The only thing keeping the issue in the cowed media is her father’s penchant for hit-and-run driving and mad media conferences, filled with lies. Once he’s quiet, watch Pareena squeeze out of her own problems. The regime prefers no criticism of it or its MPs.

Again, the rich and powerful can get away with murder (probably literally in Thammanat’s case), heroin smuggling, theft and other misdemeanors.

Make overs for the evil

Perhaps the weirdest of all news reports in late 2019 was when local “anti-corruption agencies awarded the Thai army for having the highest score on transparency and integrity among government agencies at an event held to commemorate the International Anti-corruption Day on Dec 9. It scored 97.96 points out of 100.” Weird, unbelievable and very silly. However, the point is the whitewashing. The powerful seem to relish whitewashing almost as much as it relishes ill-gotten gains.

Eating the state

Corruption is a bit old-hat these days as there are plenty of ways to feed at the breast of the private sector as it exploits the state and Thai taxpayers.

We couldn’t help noticing that on 15 December it was reported: “Airports of Thailand (AoT) is likely to scrap bidding to run duty-free pick-up counters at Don Mueang airport after only one company [King Power] expressed interest in the contest.” Of course, AoT didn’t. A few days later it was reported that the “board of Airports of Thailand Plc has awarded a 10.5-year duty-free concession at Don Mueang airport to King Power Duty Free Co, which offered a yearly 1.5-billion-baht minimum return…”. King Power, the current monopoly duty free store at all airports now has new 10-year contracts for all those airports.

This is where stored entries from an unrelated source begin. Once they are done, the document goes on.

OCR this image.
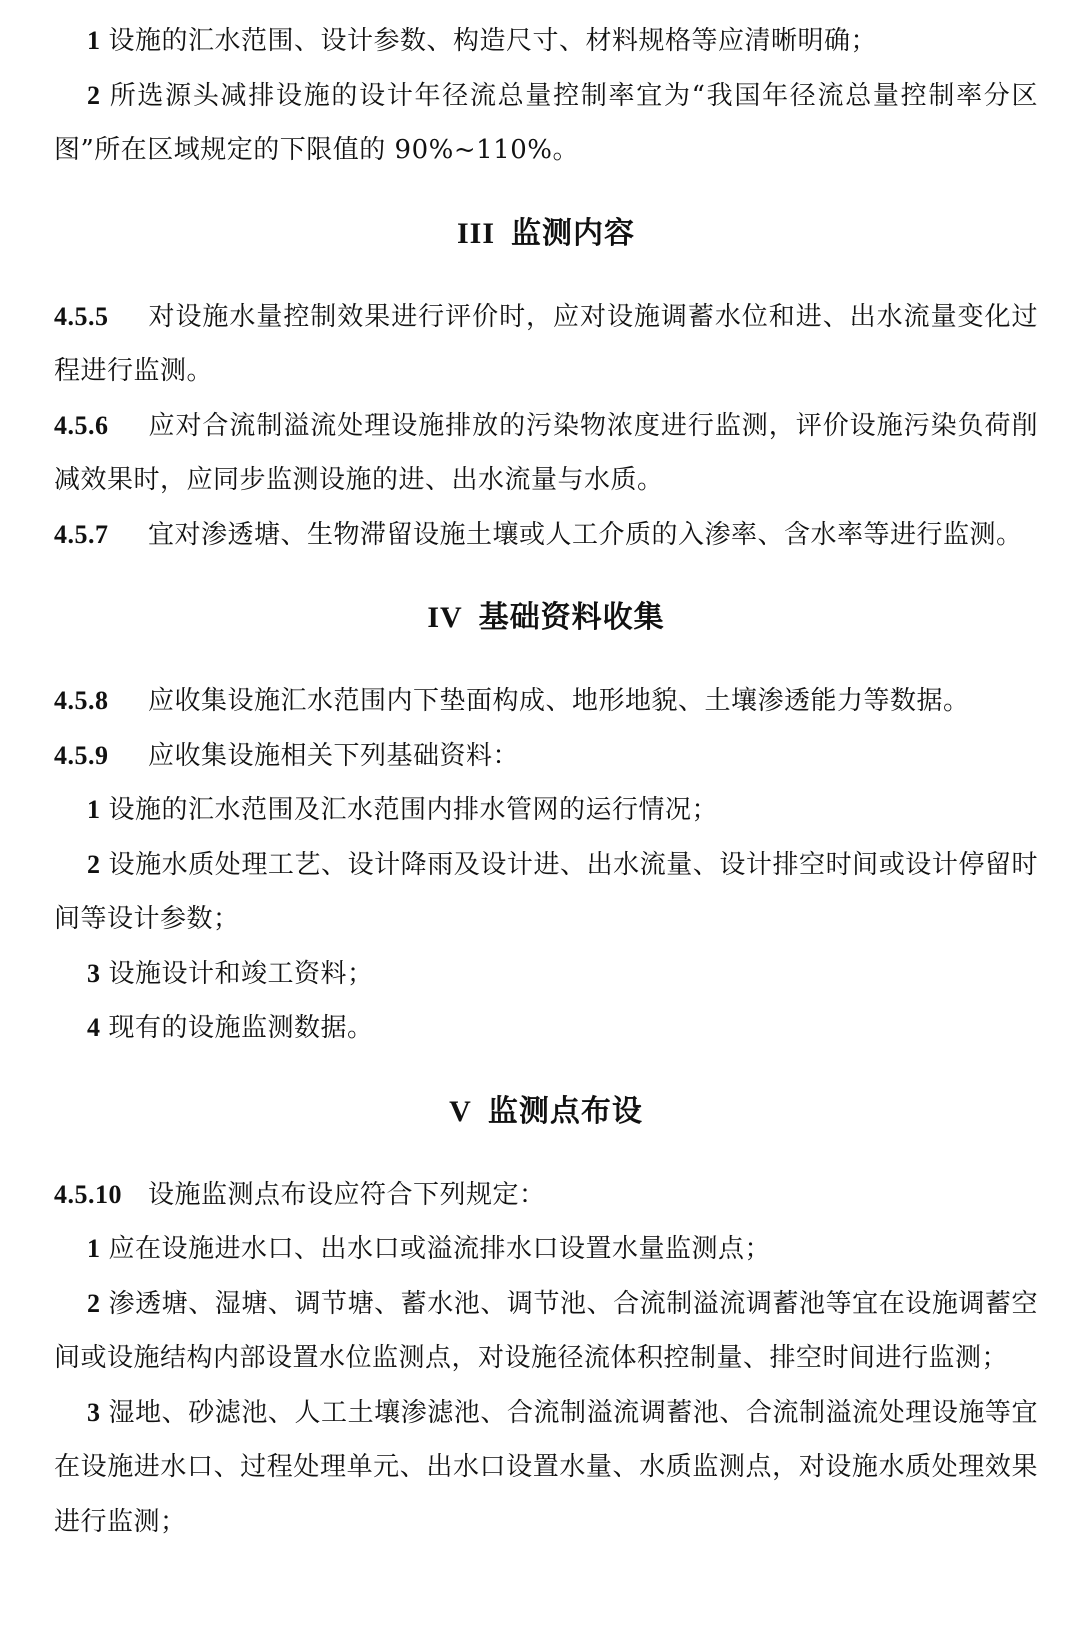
1 设施的汇水范围、设计参数、构造尺寸、材料规格等应清晰明确；

2 所选源头减排设施的设计年径流总量控制率宜为“我国年径流总量控制率分区图”所在区域规定的下限值的 90%~110%。

III 监测内容

4.5.5 对设施水量控制效果进行评价时，应对设施调蓄水位和进、出水流量变化过程进行监测。

4.5.6 应对合流制溢流处理设施排放的污染物浓度进行监测，评价设施污染负荷削减效果时，应同步监测设施的进、出水流量与水质。

4.5.7 宜对渗透塘、生物滞留设施土壤或人工介质的入渗率、含水率等进行监测。

IV 基础资料收集

4.5.8 应收集设施汇水范围内下垫面构成、地形地貌、土壤渗透能力等数据。

4.5.9 应收集设施相关下列基础资料：

1 设施的汇水范围及汇水范围内排水管网的运行情况；

2 设施水质处理工艺、设计降雨及设计进、出水流量、设计排空时间或设计停留时间等设计参数；

3 设施设计和竣工资料；

4 现有的设施监测数据。

V 监测点布设

4.5.10 设施监测点布设应符合下列规定：

1 应在设施进水口、出水口或溢流排水口设置水量监测点；

2 渗透塘、湿塘、调节塘、蓄水池、调节池、合流制溢流调蓄池等宜在设施调蓄空间或设施结构内部设置水位监测点，对设施径流体积控制量、排空时间进行监测；

3 湿地、砂滤池、人工土壤渗滤池、合流制溢流调蓄池、合流制溢流处理设施等宜在设施进水口、过程处理单元、出水口设置水量、水质监测点，对设施水质处理效果进行监测；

There must be many in various military and state offices – right to the top – who will benefit from these new contracts.

Somehow we doubt that 2020 will be better than 2019.





Updated: Criminal minister and law

19 11 2019

As everyone knows and he still denies – despite plenty of evidence from courts in Australia – Deputy Agriculture Minister Thammanat Prompao is a convicted heroin smuggler. In the green-hued world of military political domination, this conviction counts for nil as Thammanat is one of the standover men who maintains the military-backed government’s political control. He also claims links to the palace, saying he was working for the then crown prince when he was busted in Australia.

It seems he has other uses too.

As the Bangkok Post says in an editorial, “On Tuesday, Capt Thamanat handed over Sor Por Kor land rights certificates to 335 poor and landless farmers” so they can make a living on the land.

The Post points out that:

One of the recipients turned out to be Samatcha Angchuan, a vice-chairman of the Krabi Provincial Administrative Organisation (PAO) Council and a former Palang Pracharath Party (PPRP) candidate in the last general election. He was granted 16 rai of land.

This follows Thammanat’s recent efforts on behalf of the PPRP’s controversial Pareena Kraikupt defending her family’s alleged use of 900 rai of Sor Por Kor land in Ratchaburi.

Such scandals, in 1994, transacted by then deputy agriculture minister Suthep Thaugsuban, brought down the Democrat Party-led government.

Clipped from the Bangkok Post

However, with criminals running the show for the military, that would seem unlikely in this case.

Update: The many commentaries on Thammanat’s actions seem to have spurred the party bosses into action to try and – again – quieten things down. According to Thai PBS, Thammanat has had to abandon Pareena and has told her to give up her 900 rai of land.

This action might suggest infighting in the shaky coalition that is the government, but is more likely to be yet another effort to hold the government together and to avoid the same demise that befell the Democrat Party in 1994. We need to see what happens in Krabi.